Obiettivi formativi

I laureati del corso di laurea devono:
- Possedere una conoscenza approfondita dei processi biologici e tecnici che determinano la produzione degli alimenti di origine vegetale e animale;
- Essere in grado di gestire ed ottimizzare i processi produttivi ed individuare soluzioni tecnologiche o modificazioni delle procedure che si rendano necessarie per ottemperare a normative europee o specifiche commerciali in materia di sicurezza, in armonia con le normative internazionali;
- Possedere una conoscenza oggettiva e sistemica dei fattori ambientali, chimico-fisici, biologici, microbiologici e di processo che sono coinvolti nei fenomeni di degradazione, fermentazione, trasformazione fisica, chimica ed enzimatica delle materie prime e degli alimenti nonché delle loro conseguenze su conservabilità, proprietà nutrizionali ed antinutrizionali, caratteristiche reologiche e sensoriali;
- Essere in grado di correlare i dati sensoriali alla composizione degli alimenti e alle trasformazioni derivate dai metodi di cottura e/o di trattamento;
- Essere in grado di individuare sistemi di condizionamento, conservazione e confezionamento idonei a nuove esigenze commerciali, garantendo ove possibile la valorizzazione di quei caratteri peculiari che contribuiscono alla tipicità, anche in termini di immagine, dei singoli prodotti;
- Essere in grado di: a) valutare l'impatto sul consumatore, in termini di proprietà sensoriali e funzionali, di qualità nutrizionale, e di sicurezza, dei processi di trasformazione degli alimenti e delle diverse tipologie di cottura; b) modulare, conseguentemente, i processi e le formulazioni, qualora si rendesse necessaria la sostituzione o la riduzione di ingredienti di uso consolidato nella tradizione (es. nitriti nei prodotti carnei trasformati);
- Conoscere nel lungo periodo i processi economici legati ai diversi settori alimentari con riferimento alle dinamiche della domanda e dell'offerta;
- Essere in grado di conoscere e valorizzare in modo scientifico il peso individuale ed interattivo delle variabili che concorrono al concetto di "territorio" per quanto riguarda le produzioni tipiche in modo da poterle modulare e gestire in maniera ottimale anche in un contesto territoriale, sociale, produttivo, tecnologico ed economico in continua evoluzione;
- Comprendere il radicamento della cultura alimentare nella tradizione letteraria e pittorica nonchè nei media in epoca attuale;
- Possedere adeguate competenze e strumenti per la comunicazione (divulgazione scientifica, attività giornalistica) anche a livello professionale e la gestione dell'informazione nel settore gastronomico ed alimentare;
- Conoscere la politica comunitaria per la qualità delle produzioni alimentari e la tutela dei consumatori.

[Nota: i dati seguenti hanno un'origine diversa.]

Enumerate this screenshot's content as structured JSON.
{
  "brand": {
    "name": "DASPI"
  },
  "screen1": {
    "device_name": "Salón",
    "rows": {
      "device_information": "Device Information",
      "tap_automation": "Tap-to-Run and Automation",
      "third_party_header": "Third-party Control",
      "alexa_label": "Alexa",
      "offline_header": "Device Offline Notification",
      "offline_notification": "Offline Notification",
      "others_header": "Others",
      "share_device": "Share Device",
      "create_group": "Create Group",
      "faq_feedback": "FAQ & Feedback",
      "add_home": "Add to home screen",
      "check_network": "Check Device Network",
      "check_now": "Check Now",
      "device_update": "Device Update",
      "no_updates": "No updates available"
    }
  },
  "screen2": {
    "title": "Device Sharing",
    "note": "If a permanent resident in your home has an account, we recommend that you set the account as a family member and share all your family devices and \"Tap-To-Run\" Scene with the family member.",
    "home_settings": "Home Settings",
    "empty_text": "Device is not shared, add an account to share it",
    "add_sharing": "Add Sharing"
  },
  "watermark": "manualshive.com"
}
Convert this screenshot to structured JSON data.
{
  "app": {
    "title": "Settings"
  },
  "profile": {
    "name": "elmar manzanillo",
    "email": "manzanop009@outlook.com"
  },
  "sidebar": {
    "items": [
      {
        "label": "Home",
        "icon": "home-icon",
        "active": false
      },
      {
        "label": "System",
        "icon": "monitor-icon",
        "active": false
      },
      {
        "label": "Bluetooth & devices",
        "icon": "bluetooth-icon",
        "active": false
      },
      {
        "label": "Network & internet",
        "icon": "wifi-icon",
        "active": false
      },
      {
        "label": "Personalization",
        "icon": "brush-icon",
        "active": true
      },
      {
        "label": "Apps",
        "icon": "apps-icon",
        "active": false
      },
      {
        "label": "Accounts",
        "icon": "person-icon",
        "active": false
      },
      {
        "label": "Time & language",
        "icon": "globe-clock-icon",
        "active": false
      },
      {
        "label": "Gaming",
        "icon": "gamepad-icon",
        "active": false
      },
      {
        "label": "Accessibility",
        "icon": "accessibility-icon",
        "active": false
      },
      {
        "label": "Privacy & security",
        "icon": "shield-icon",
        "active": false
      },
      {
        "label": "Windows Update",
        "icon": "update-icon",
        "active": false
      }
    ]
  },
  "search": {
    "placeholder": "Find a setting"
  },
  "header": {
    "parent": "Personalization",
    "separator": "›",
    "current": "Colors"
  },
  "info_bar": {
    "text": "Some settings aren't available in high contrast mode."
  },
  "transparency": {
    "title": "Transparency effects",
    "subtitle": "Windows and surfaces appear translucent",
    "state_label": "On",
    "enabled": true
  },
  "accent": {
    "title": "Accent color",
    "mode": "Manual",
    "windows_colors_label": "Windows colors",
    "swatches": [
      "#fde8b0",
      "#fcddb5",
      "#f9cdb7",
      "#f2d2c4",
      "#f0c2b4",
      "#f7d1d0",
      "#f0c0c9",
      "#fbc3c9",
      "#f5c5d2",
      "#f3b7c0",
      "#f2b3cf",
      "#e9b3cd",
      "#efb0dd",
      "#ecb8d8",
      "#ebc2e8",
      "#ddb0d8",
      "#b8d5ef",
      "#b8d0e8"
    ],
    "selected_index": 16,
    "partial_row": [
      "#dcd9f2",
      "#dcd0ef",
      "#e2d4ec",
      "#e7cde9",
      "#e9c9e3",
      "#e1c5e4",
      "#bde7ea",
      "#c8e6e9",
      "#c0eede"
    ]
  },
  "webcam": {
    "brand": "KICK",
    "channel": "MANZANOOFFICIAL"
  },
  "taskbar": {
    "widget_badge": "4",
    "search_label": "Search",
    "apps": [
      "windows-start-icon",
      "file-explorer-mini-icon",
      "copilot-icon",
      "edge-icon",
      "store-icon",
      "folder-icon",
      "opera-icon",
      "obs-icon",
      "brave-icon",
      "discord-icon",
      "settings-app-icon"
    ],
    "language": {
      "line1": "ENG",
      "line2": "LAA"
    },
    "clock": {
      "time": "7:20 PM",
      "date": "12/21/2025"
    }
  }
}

Il percorso di studio si articola in una prima parte prevalentemente centrata su materie di base che forniscano allo studente strumenti atti ad affrontare le materie professionali. Seguono le materie professionali caratterizzanti, molto varie dal punto di vista degli ambiti interessati, e un tirocinio legato alla specificità della formazione nel campo dell'enogastronomia.
Date le risorse in termini di docenza del Dipartimento di afferenza, non è stato sinora possibile programmare orientamenti diversi dal percorso fondamentale, a parte la scelta di opzionali, peraltro sufficientemente ricca e aderente alle necessità formative professionalizzanti.